Bewertung:

James Dean Boldmans „Ein amerikanisches Fest“ ist ein fesselndes Erinnerungsbuch, das persönliche Erfahrungen mit bedeutenden kulturellen und historischen Ereignissen von den 1950er Jahren bis heute verwebt, wobei der Schwerpunkt auf dem Leben in San Francisco liegt. Das Buch wird für seine freimütige und fesselnde Erzählweise sowie für die lebendige Darstellung der Turbulenzen und der Energie einer Ära der amerikanischen Geschichte gelobt. Manche Leser könnten jedoch die Rohheit und Offenheit des Inhalts als Herausforderung empfinden.

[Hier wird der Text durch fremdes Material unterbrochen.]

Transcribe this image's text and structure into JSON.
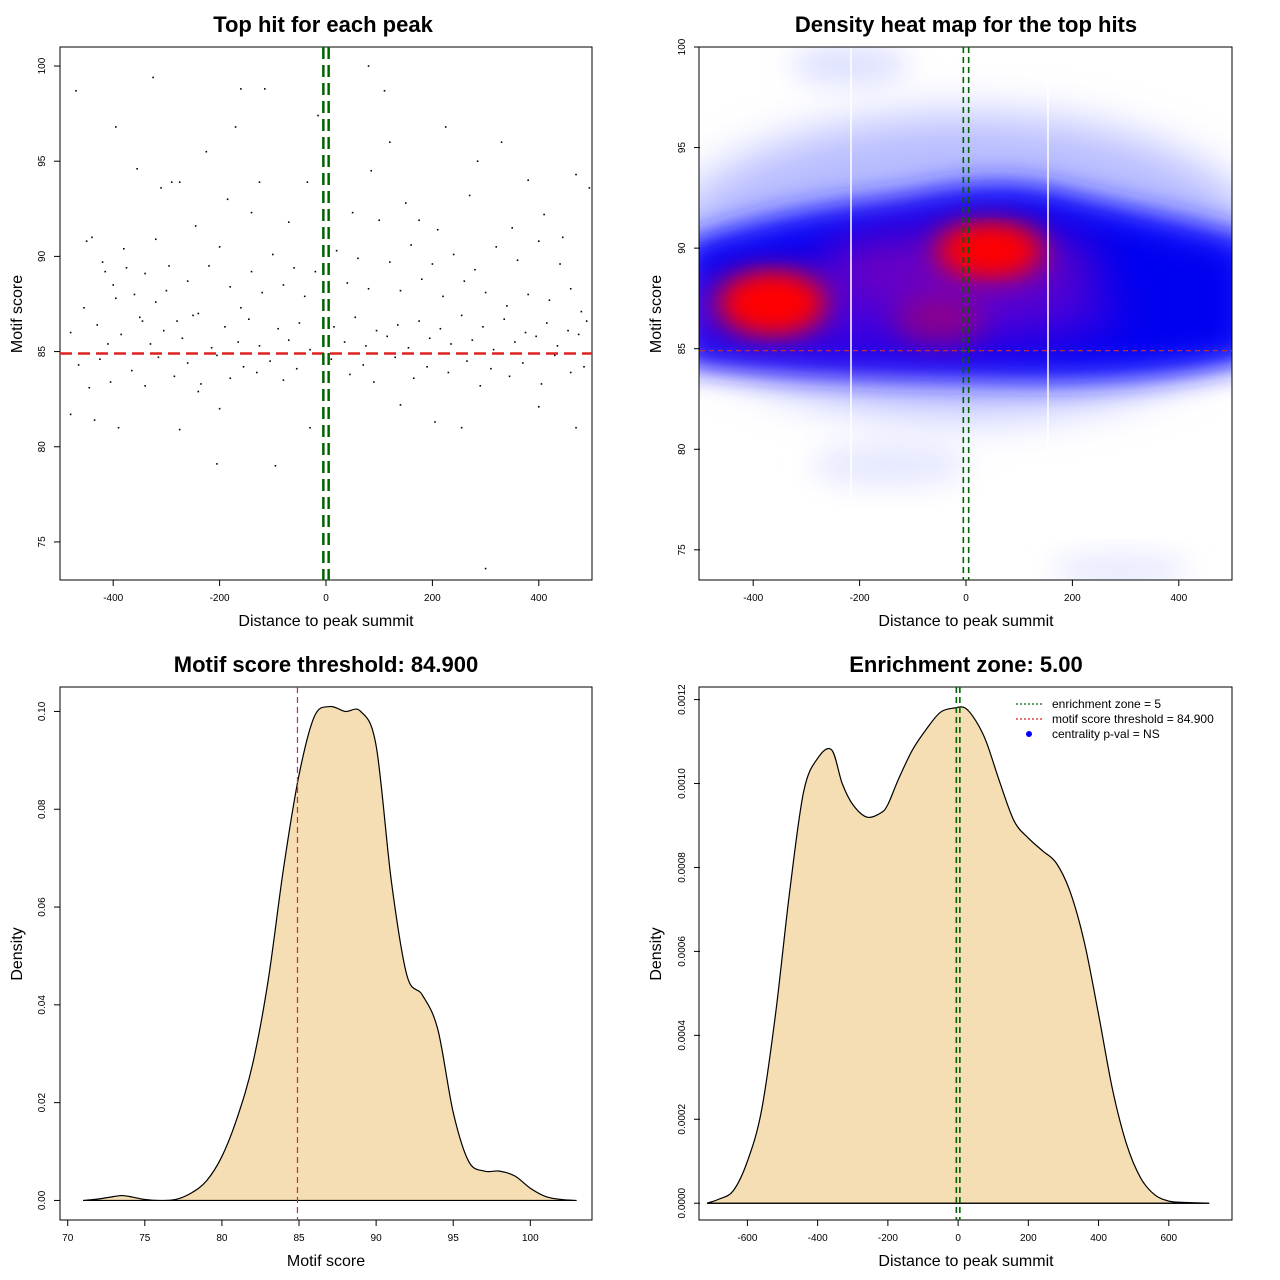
{
  "panels": {
    "scatter": {
      "title": "Top hit for each peak",
      "xlabel": "Distance to peak summit",
      "ylabel": "Motif score"
    },
    "heatmap": {
      "title": "Density heat map for the top hits",
      "xlabel": "Distance to peak summit",
      "ylabel": "Motif score"
    },
    "score_density": {
      "title": "Motif score threshold: 84.900",
      "xlabel": "Motif score",
      "ylabel": "Density"
    },
    "distance_density": {
      "title": "Enrichment zone: 5.00",
      "xlabel": "Distance to peak summit",
      "ylabel": "Density"
    }
  },
  "legend": {
    "zone": "enrichment zone = 5",
    "threshold": "motif score threshold = 84.900",
    "pval": "centrality p-val = NS"
  },
  "colors": {
    "threshold": "#dd2222",
    "zone": "#006400",
    "fill": "#f5deb3",
    "heat_low": "#0000ff",
    "heat_high": "#ff0000"
  },
  "chart_data": [
    {
      "type": "scatter",
      "title": "Top hit for each peak",
      "xlabel": "Distance to peak summit",
      "ylabel": "Motif score",
      "xlim": [
        -500,
        500
      ],
      "ylim": [
        73,
        101
      ],
      "xticks": [
        "-400",
        "-200",
        "0",
        "200",
        "400"
      ],
      "yticks": [
        "75",
        "80",
        "85",
        "90",
        "95",
        "100"
      ],
      "hline": 84.9,
      "vlines": [
        -5,
        5
      ],
      "points": [
        [
          -470,
          98.7
        ],
        [
          -325,
          99.4
        ],
        [
          -115,
          98.8
        ],
        [
          -160,
          98.8
        ],
        [
          -170,
          96.8
        ],
        [
          -395,
          96.8
        ],
        [
          -355,
          94.6
        ],
        [
          -310,
          93.6
        ],
        [
          -290,
          93.9
        ],
        [
          -275,
          93.9
        ],
        [
          -225,
          95.5
        ],
        [
          -15,
          97.4
        ],
        [
          80,
          100
        ],
        [
          110,
          98.7
        ],
        [
          120,
          96
        ],
        [
          225,
          96.8
        ],
        [
          285,
          95
        ],
        [
          330,
          96
        ],
        [
          380,
          94
        ],
        [
          470,
          94.3
        ],
        [
          495,
          93.6
        ],
        [
          -440,
          91
        ],
        [
          -420,
          89.7
        ],
        [
          -400,
          88.5
        ],
        [
          -380,
          90.4
        ],
        [
          -360,
          88
        ],
        [
          -340,
          89.1
        ],
        [
          -320,
          87.6
        ],
        [
          -300,
          88.2
        ],
        [
          -280,
          86.6
        ],
        [
          -260,
          88.7
        ],
        [
          -240,
          87
        ],
        [
          -220,
          89.5
        ],
        [
          -200,
          90.5
        ],
        [
          -180,
          88.4
        ],
        [
          -160,
          87.3
        ],
        [
          -140,
          89.2
        ],
        [
          -120,
          88.1
        ],
        [
          -100,
          90.1
        ],
        [
          -80,
          88.5
        ],
        [
          -60,
          89.4
        ],
        [
          -40,
          87.9
        ],
        [
          -20,
          89.2
        ],
        [
          20,
          90.3
        ],
        [
          40,
          88.6
        ],
        [
          60,
          89.9
        ],
        [
          80,
          88.3
        ],
        [
          100,
          91.9
        ],
        [
          120,
          89.7
        ],
        [
          140,
          88.2
        ],
        [
          160,
          90.6
        ],
        [
          180,
          88.8
        ],
        [
          200,
          89.6
        ],
        [
          220,
          87.9
        ],
        [
          240,
          90.1
        ],
        [
          260,
          88.7
        ],
        [
          280,
          89.3
        ],
        [
          300,
          88.1
        ],
        [
          320,
          90.5
        ],
        [
          340,
          87.4
        ],
        [
          360,
          89.8
        ],
        [
          380,
          88
        ],
        [
          400,
          90.8
        ],
        [
          420,
          87.7
        ],
        [
          440,
          89.6
        ],
        [
          460,
          88.3
        ],
        [
          480,
          87.1
        ],
        [
          -480,
          86
        ],
        [
          -455,
          87.3
        ],
        [
          -430,
          86.4
        ],
        [
          -410,
          85.4
        ],
        [
          -385,
          85.9
        ],
        [
          -350,
          86.8
        ],
        [
          -330,
          85.4
        ],
        [
          -305,
          86.1
        ],
        [
          -270,
          85.7
        ],
        [
          -250,
          86.9
        ],
        [
          -215,
          85.2
        ],
        [
          -190,
          86.3
        ],
        [
          -165,
          85.5
        ],
        [
          -145,
          86.7
        ],
        [
          -125,
          85.3
        ],
        [
          -90,
          86.2
        ],
        [
          -70,
          85.6
        ],
        [
          -50,
          86.5
        ],
        [
          -30,
          85.1
        ],
        [
          15,
          86.3
        ],
        [
          35,
          85.5
        ],
        [
          55,
          86.8
        ],
        [
          75,
          85.3
        ],
        [
          95,
          86.1
        ],
        [
          115,
          85.8
        ],
        [
          135,
          86.4
        ],
        [
          155,
          85.2
        ],
        [
          175,
          86.6
        ],
        [
          195,
          85.7
        ],
        [
          215,
          86.2
        ],
        [
          235,
          85.4
        ],
        [
          255,
          86.9
        ],
        [
          275,
          85.6
        ],
        [
          295,
          86.3
        ],
        [
          315,
          85.1
        ],
        [
          335,
          86.7
        ],
        [
          355,
          85.5
        ],
        [
          375,
          86
        ],
        [
          395,
          85.8
        ],
        [
          415,
          86.5
        ],
        [
          435,
          85.3
        ],
        [
          455,
          86.1
        ],
        [
          475,
          85.9
        ],
        [
          490,
          86.6
        ],
        [
          -465,
          84.3
        ],
        [
          -445,
          83.1
        ],
        [
          -425,
          84.6
        ],
        [
          -405,
          83.4
        ],
        [
          -365,
          84
        ],
        [
          -340,
          83.2
        ],
        [
          -315,
          84.7
        ],
        [
          -285,
          83.7
        ],
        [
          -260,
          84.4
        ],
        [
          -235,
          83.3
        ],
        [
          -205,
          84.8
        ],
        [
          -180,
          83.6
        ],
        [
          -155,
          84.2
        ],
        [
          -130,
          83.9
        ],
        [
          -105,
          84.5
        ],
        [
          -80,
          83.5
        ],
        [
          -55,
          84.1
        ],
        [
          10,
          84.6
        ],
        [
          45,
          83.8
        ],
        [
          70,
          84.3
        ],
        [
          90,
          83.4
        ],
        [
          130,
          84.7
        ],
        [
          165,
          83.6
        ],
        [
          190,
          84.2
        ],
        [
          230,
          83.9
        ],
        [
          265,
          84.5
        ],
        [
          290,
          83.2
        ],
        [
          310,
          84.1
        ],
        [
          345,
          83.7
        ],
        [
          370,
          84.4
        ],
        [
          405,
          83.3
        ],
        [
          430,
          84.8
        ],
        [
          460,
          83.9
        ],
        [
          485,
          84.2
        ],
        [
          -480,
          81.7
        ],
        [
          -435,
          81.4
        ],
        [
          -390,
          81
        ],
        [
          -240,
          82.9
        ],
        [
          -200,
          82
        ],
        [
          -30,
          81
        ],
        [
          140,
          82.2
        ],
        [
          205,
          81.3
        ],
        [
          255,
          81
        ],
        [
          400,
          82.1
        ],
        [
          470,
          81
        ],
        [
          -275,
          80.9
        ],
        [
          -205,
          79.1
        ],
        [
          -95,
          79
        ],
        [
          300,
          73.6
        ],
        [
          -415,
          89.2
        ],
        [
          -395,
          87.8
        ],
        [
          -375,
          89.4
        ],
        [
          -345,
          86.6
        ],
        [
          -295,
          89.5
        ],
        [
          -245,
          91.6
        ],
        [
          -185,
          93
        ],
        [
          -125,
          93.9
        ],
        [
          -70,
          91.8
        ],
        [
          -35,
          93.9
        ],
        [
          50,
          92.3
        ],
        [
          85,
          94.5
        ],
        [
          150,
          92.8
        ],
        [
          210,
          91.4
        ],
        [
          270,
          93.2
        ],
        [
          350,
          91.5
        ],
        [
          410,
          92.2
        ],
        [
          445,
          91
        ],
        [
          -450,
          90.8
        ],
        [
          -320,
          90.9
        ],
        [
          -140,
          92.3
        ],
        [
          175,
          91.9
        ]
      ]
    },
    {
      "type": "heatmap",
      "title": "Density heat map for the top hits",
      "xlabel": "Distance to peak summit",
      "ylabel": "Motif score",
      "xlim": [
        -500,
        500
      ],
      "ylim": [
        73.5,
        100
      ],
      "xticks": [
        "-400",
        "-200",
        "0",
        "200",
        "400"
      ],
      "yticks": [
        "75",
        "80",
        "85",
        "90",
        "95",
        "100"
      ],
      "hline": 84.9,
      "vlines": [
        -5,
        5
      ],
      "hotspots": [
        {
          "x": -365,
          "y": 87.1,
          "intensity": 1.0
        },
        {
          "x": 45,
          "y": 89.8,
          "intensity": 0.95
        },
        {
          "x": -20,
          "y": 85.5,
          "intensity": 0.55
        },
        {
          "x": 350,
          "y": 87.0,
          "intensity": 0.5
        }
      ]
    },
    {
      "type": "area",
      "title": "Motif score threshold: 84.900",
      "xlabel": "Motif score",
      "ylabel": "Density",
      "xlim": [
        69.5,
        104
      ],
      "ylim": [
        -0.004,
        0.105
      ],
      "xticks": [
        "70",
        "75",
        "80",
        "85",
        "90",
        "95",
        "100"
      ],
      "yticks": [
        "0.00",
        "0.02",
        "0.04",
        "0.06",
        "0.08",
        "0.10"
      ],
      "vline": 84.9,
      "x": [
        71,
        72,
        73,
        73.5,
        74,
        75,
        76,
        77,
        78,
        79,
        80,
        81,
        82,
        83,
        84,
        85,
        86,
        87,
        88,
        89,
        90,
        91,
        92,
        93,
        94,
        95,
        96,
        97,
        98,
        99,
        100,
        101,
        102,
        103
      ],
      "y": [
        0,
        0.0003,
        0.0008,
        0.001,
        0.0008,
        0.0002,
        0,
        0.0002,
        0.0015,
        0.004,
        0.009,
        0.017,
        0.028,
        0.045,
        0.068,
        0.087,
        0.099,
        0.101,
        0.1,
        0.1,
        0.093,
        0.065,
        0.046,
        0.042,
        0.035,
        0.018,
        0.008,
        0.006,
        0.006,
        0.005,
        0.0025,
        0.0008,
        0.0002,
        0
      ]
    },
    {
      "type": "area",
      "title": "Enrichment zone: 5.00",
      "xlabel": "Distance to peak summit",
      "ylabel": "Density",
      "xlim": [
        -735,
        780
      ],
      "ylim": [
        -4e-05,
        0.00123
      ],
      "xticks": [
        "-600",
        "-400",
        "-200",
        "0",
        "200",
        "400",
        "600"
      ],
      "yticks": [
        "0.0000",
        "0.0002",
        "0.0004",
        "0.0006",
        "0.0008",
        "0.0010",
        "0.0012"
      ],
      "vlines": [
        -5,
        5
      ],
      "x": [
        -715,
        -680,
        -640,
        -600,
        -560,
        -520,
        -480,
        -440,
        -400,
        -360,
        -330,
        -300,
        -260,
        -220,
        -200,
        -170,
        -130,
        -90,
        -50,
        -10,
        20,
        50,
        80,
        120,
        160,
        200,
        240,
        280,
        320,
        360,
        400,
        440,
        480,
        520,
        560,
        600,
        640,
        680,
        715
      ],
      "y": [
        0,
        1e-05,
        3e-05,
        0.0001,
        0.00022,
        0.00045,
        0.00074,
        0.00098,
        0.00106,
        0.00108,
        0.001,
        0.00095,
        0.00092,
        0.00093,
        0.00095,
        0.00101,
        0.00108,
        0.00113,
        0.00117,
        0.00118,
        0.00118,
        0.00115,
        0.0011,
        0.001,
        0.00091,
        0.00087,
        0.00084,
        0.00081,
        0.00074,
        0.00062,
        0.00045,
        0.00027,
        0.00014,
        6e-05,
        2e-05,
        5e-06,
        2e-06,
        1e-06,
        0
      ]
    }
  ]
}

Vorteile:⬤ Fesselnder Erzählstil, der sich persönlich und nachvollziehbar anfühlt
⬤ reichhaltige Dokumentation historischer Ereignisse und kultureller Veränderungen
⬤ wirkt authentisch und ehrlich
⬤ lebendige Bilder und fesselnde Anekdoten
⬤ inspirierend für Leser, die über ihre eigene Lebensreise nachdenken
⬤ humorvolle und energiegeladene Erzählung.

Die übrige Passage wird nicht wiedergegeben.